Observatoire des media

ACRIMED

Le Monde en péril, la direction contestée

par Patrick Lemaire,

En février 1994, le Conseil d’administration de la Société des Rédacteurs (SDR) du Monde rejette le budget présenté par le directeur du journal Jacques Lesourne, qui démissionne [1] : ce sont les résultats économiques exécrables de l’entreprise qui sonnent le glas de la direction d’alors, et conduisent à la " conquête du Monde " par Jean-Marie Colombani.
Dix ans plus tard, l’état économique du journal est sans commune mesure. En soixante ans d’existence, l’entreprise Le Monde n’a jamais été dans une situation aussi périlleuse, voire catastrophique. C’est l’un des constats tirés par plusieurs invités d’Acrimed lors du " Jeudi d’Acrimed " sur le thème " Où va Le Monde ", un débat public, le 7 octobre à Paris, autour de Philippe Cohen, Pierre Péan, Bernard Poulet et Alain Rollat.

Quelle est la responsabilité de la direction dans cette situation ? Cette fois, la question ne sera pas posée. Ce n’est pas le directeur qui s’en ira, mais une centaine de salariés (soit un septième de l’effectif de l’entreprise), invités à " bénéficier " d’un " plan de départs volontaires (PDV) " (Le Monde daté 22/09/04).
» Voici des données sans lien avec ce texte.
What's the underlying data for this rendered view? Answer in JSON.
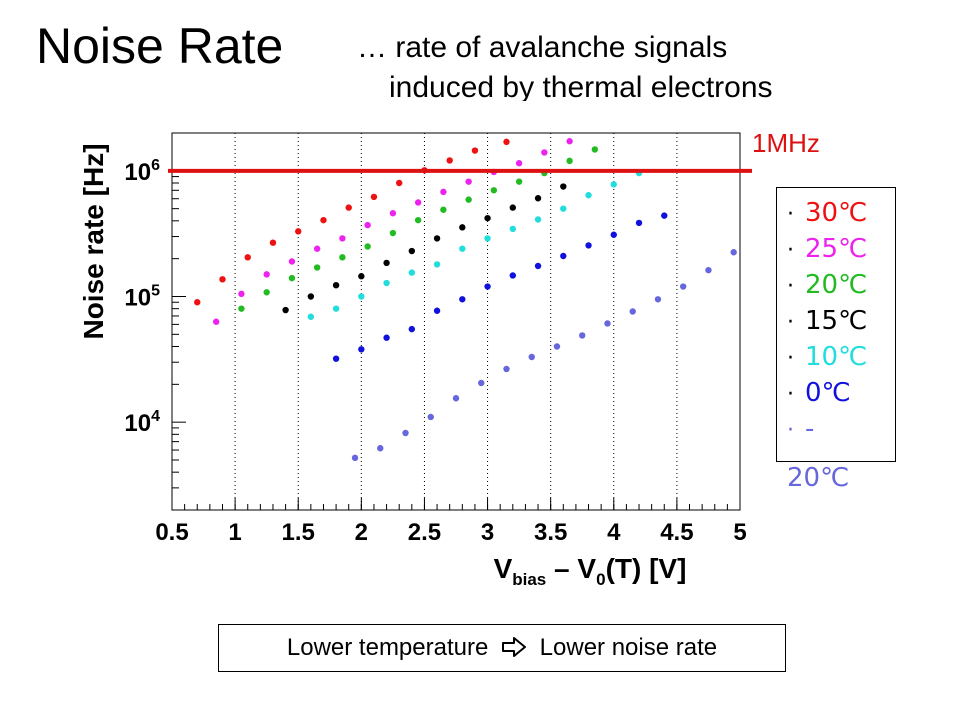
{
  "slide": {
    "title": "Noise Rate",
    "subtitle_line1": "… rate of avalanche signals",
    "subtitle_line2": "induced by thermal electrons",
    "note_left": "Lower temperature",
    "note_right": "Lower noise rate",
    "note_icon": "hollow-right-arrow-icon"
  },
  "reference": {
    "label": "1MHz",
    "value": 1000000,
    "color": "#dd1111"
  },
  "legend": {
    "bullet": "·",
    "items": [
      {
        "label": "30℃",
        "color": "#ee1111"
      },
      {
        "label": "25℃",
        "color": "#ee22ee"
      },
      {
        "label": "20℃",
        "color": "#22bb22"
      },
      {
        "label": "15℃",
        "color": "#000000"
      },
      {
        "label": "10℃",
        "color": "#22dddd"
      },
      {
        "label": "0℃",
        "color": "#1111dd"
      }
    ],
    "last_item": {
      "part1": "-",
      "part2": "20℃",
      "color": "#6666dd"
    }
  },
  "chart_data": {
    "type": "scatter",
    "title": "",
    "xlabel": {
      "main": "V",
      "sub1": "bias",
      "middle": " – V",
      "sub2": "0",
      "end": "(T) [V]"
    },
    "ylabel": "Noise rate [Hz]",
    "xlim": [
      0.5,
      5.0
    ],
    "ylim": [
      2000,
      2000000
    ],
    "yscale": "log",
    "xticks": [
      0.5,
      1,
      1.5,
      2,
      2.5,
      3,
      3.5,
      4,
      4.5,
      5
    ],
    "xtick_labels": [
      "0.5",
      "1",
      "1.5",
      "2",
      "2.5",
      "3",
      "3.5",
      "4",
      "4.5",
      "5"
    ],
    "yticks": [
      10000,
      100000,
      1000000
    ],
    "ytick_labels": [
      {
        "base": "10",
        "exp": "4"
      },
      {
        "base": "10",
        "exp": "5"
      },
      {
        "base": "10",
        "exp": "6"
      }
    ],
    "grid": "vertical dotted",
    "series": [
      {
        "name": "30℃",
        "color": "#ee1111",
        "x": [
          0.7,
          0.9,
          1.1,
          1.3,
          1.5,
          1.7,
          1.9,
          2.1,
          2.3,
          2.5,
          2.7,
          2.9,
          3.15
        ],
        "y": [
          90000,
          137000,
          205000,
          268000,
          330000,
          405000,
          510000,
          620000,
          800000,
          1010000,
          1210000,
          1450000,
          1700000
        ]
      },
      {
        "name": "25℃",
        "color": "#ee22ee",
        "x": [
          0.85,
          1.05,
          1.25,
          1.45,
          1.65,
          1.85,
          2.05,
          2.25,
          2.45,
          2.65,
          2.85,
          3.05,
          3.25,
          3.45,
          3.65
        ],
        "y": [
          63000,
          105000,
          150000,
          190000,
          240000,
          290000,
          370000,
          460000,
          560000,
          680000,
          820000,
          980000,
          1150000,
          1400000,
          1720000
        ]
      },
      {
        "name": "20℃",
        "color": "#22bb22",
        "x": [
          1.05,
          1.25,
          1.45,
          1.65,
          1.85,
          2.05,
          2.25,
          2.45,
          2.65,
          2.85,
          3.05,
          3.25,
          3.45,
          3.65,
          3.85
        ],
        "y": [
          80000,
          108000,
          140000,
          170000,
          205000,
          250000,
          320000,
          405000,
          490000,
          590000,
          700000,
          820000,
          960000,
          1200000,
          1480000
        ]
      },
      {
        "name": "15℃",
        "color": "#000000",
        "x": [
          1.4,
          1.6,
          1.8,
          2.0,
          2.2,
          2.4,
          2.6,
          2.8,
          3.0,
          3.2,
          3.4,
          3.6
        ],
        "y": [
          78000,
          100000,
          123000,
          145000,
          185000,
          230000,
          290000,
          355000,
          420000,
          510000,
          605000,
          750000
        ]
      },
      {
        "name": "10℃",
        "color": "#22dddd",
        "x": [
          1.6,
          1.8,
          2.0,
          2.2,
          2.4,
          2.6,
          2.8,
          3.0,
          3.2,
          3.4,
          3.6,
          3.8,
          4.0,
          4.2
        ],
        "y": [
          69000,
          80000,
          100000,
          128000,
          155000,
          180000,
          240000,
          290000,
          345000,
          410000,
          500000,
          640000,
          780000,
          960000
        ]
      },
      {
        "name": "0℃",
        "color": "#1111dd",
        "x": [
          1.8,
          2.0,
          2.2,
          2.4,
          2.6,
          2.8,
          3.0,
          3.2,
          3.4,
          3.6,
          3.8,
          4.0,
          4.2,
          4.4
        ],
        "y": [
          32000,
          38000,
          47000,
          55000,
          77000,
          95000,
          120000,
          147000,
          175000,
          210000,
          255000,
          310000,
          385000,
          440000
        ]
      },
      {
        "name": "-20℃",
        "color": "#6666dd",
        "x": [
          1.95,
          2.15,
          2.35,
          2.55,
          2.75,
          2.95,
          3.15,
          3.35,
          3.55,
          3.75,
          3.95,
          4.15,
          4.35,
          4.55,
          4.75,
          4.95
        ],
        "y": [
          5200,
          6200,
          8200,
          11000,
          15500,
          20500,
          26500,
          33000,
          40000,
          49000,
          61000,
          76000,
          95000,
          120000,
          162000,
          225000
        ]
      }
    ]
  }
}
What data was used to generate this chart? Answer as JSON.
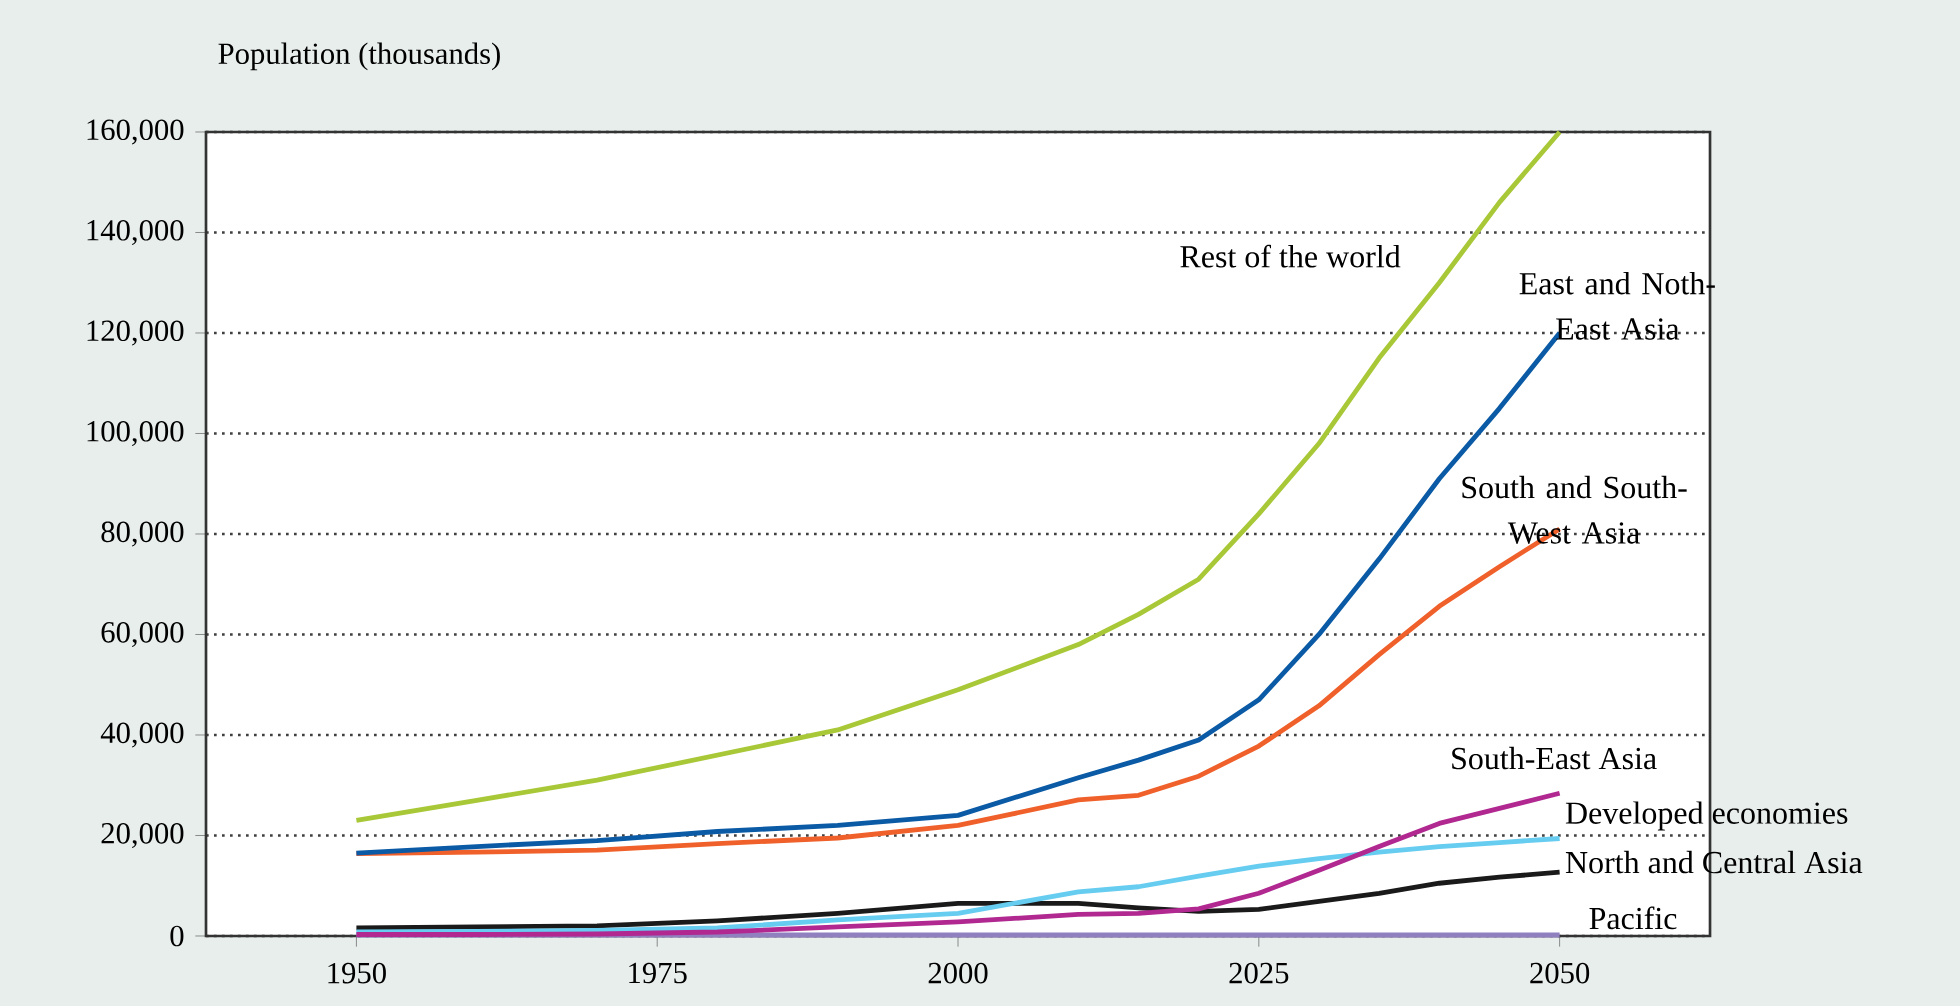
{
  "chart_data": {
    "type": "line",
    "ylabel": "Population (thousands)",
    "xlim": [
      1937.5,
      2062.5
    ],
    "xticks": [
      1950,
      1975,
      2000,
      2025,
      2050
    ],
    "ylim": [
      0,
      160000
    ],
    "yticks": [
      {
        "value": 0,
        "label": "0"
      },
      {
        "value": 20000,
        "label": "20,000"
      },
      {
        "value": 40000,
        "label": "40,000"
      },
      {
        "value": 60000,
        "label": "60,000"
      },
      {
        "value": 80000,
        "label": "80,000"
      },
      {
        "value": 100000,
        "label": "100,000"
      },
      {
        "value": 120000,
        "label": "120,000"
      },
      {
        "value": 140000,
        "label": "140,000"
      },
      {
        "value": 160000,
        "label": "160,000"
      }
    ],
    "grid": "y",
    "legend": false,
    "marker": "none",
    "line_style": "solid",
    "x": [
      1950,
      1960,
      1970,
      1980,
      1990,
      2000,
      2010,
      2015,
      2020,
      2025,
      2030,
      2035,
      2040,
      2045,
      2050
    ],
    "series": [
      {
        "name": "Rest of the world",
        "color": "#a8c838",
        "values": [
          23000,
          27000,
          31000,
          36000,
          41000,
          49000,
          58000,
          64000,
          71000,
          84000,
          98000,
          115000,
          130000,
          146000,
          160000
        ]
      },
      {
        "name": "East and Noth-East Asia",
        "color": "#0a5aa5",
        "values": [
          16500,
          17800,
          19000,
          20800,
          22000,
          24000,
          31500,
          35000,
          39000,
          47000,
          60000,
          75000,
          91000,
          105000,
          120000
        ]
      },
      {
        "name": "South and South-West Asia",
        "color": "#f0602a",
        "values": [
          16400,
          16700,
          17100,
          18400,
          19500,
          22000,
          27100,
          28000,
          31800,
          37800,
          45800,
          56000,
          65600,
          73500,
          81000
        ]
      },
      {
        "name": "South-East Asia",
        "color": "#b02890",
        "values": [
          300,
          300,
          400,
          800,
          1800,
          2800,
          4300,
          4500,
          5400,
          8500,
          13100,
          17800,
          22400,
          25400,
          28400
        ]
      },
      {
        "name": "Developed economies",
        "color": "#66ccf0",
        "values": [
          800,
          900,
          1100,
          1600,
          3200,
          4500,
          8800,
          9800,
          11900,
          13900,
          15400,
          16700,
          17800,
          18600,
          19400
        ]
      },
      {
        "name": "North and Central Asia",
        "color": "#1a1a1a",
        "values": [
          1600,
          1800,
          2000,
          3000,
          4500,
          6500,
          6500,
          5600,
          4900,
          5300,
          6900,
          8500,
          10500,
          11700,
          12700
        ]
      },
      {
        "name": "Pacific",
        "color": "#9080c0",
        "values": [
          200,
          200,
          200,
          200,
          200,
          200,
          200,
          200,
          200,
          200,
          200,
          200,
          200,
          200,
          200
        ]
      }
    ]
  }
}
Dispositions que les colonnes du Monde (en fait, une demi-colonne, en avant-dernière page) ont " exposé " dans l’édition du 22 septembre, soit deux semaines après que l’information ait commencé à être diffusée dans le reste de la presse [2]. A titre de comparaison, dans les jours précédents, pas moins de trois éditions du Monde citaient la motion de la Société des rédacteurs du Figaro à l’adresse de Serge Dassault, nouveau propriétaire de la maison-mère du journal, la Socpresse [3].

"Des départs il y en a eu, mais, cette fois-ci, difficile d’échapper aux licenciements secs, pronostique Le Nouvel observateur ("Les malheurs du Monde", 7 oct. 04) [4]  : tous les volontaires sont déjà partis lors des précédentes réductions d’effectifs." Ce qui signifie que, alors que la direction du Monde, dans sa communication, met volontiers l’accent sur le volontariat, elle s’apprête peut-être déjà à "désigner des volontaires"...
Parmi les salariés, réunis en Assemblée générale (AG) le 21 septembre, " beaucoup ont compris qu’un cap avait été franchi ", commente l’Obs, impitoyable : " Depuis 2003, tout va mal : diffusion en baisse (- 4,6% en un an), endettement lourd (110 millions d’euros), des pertes cumulées de 50 millions d’euros ces trois dernières années..."
" Signe des temps, rapporte l’Obs, les chefs de service ont cessé de recevoir tous les jours les résultats des ventes de la veille. "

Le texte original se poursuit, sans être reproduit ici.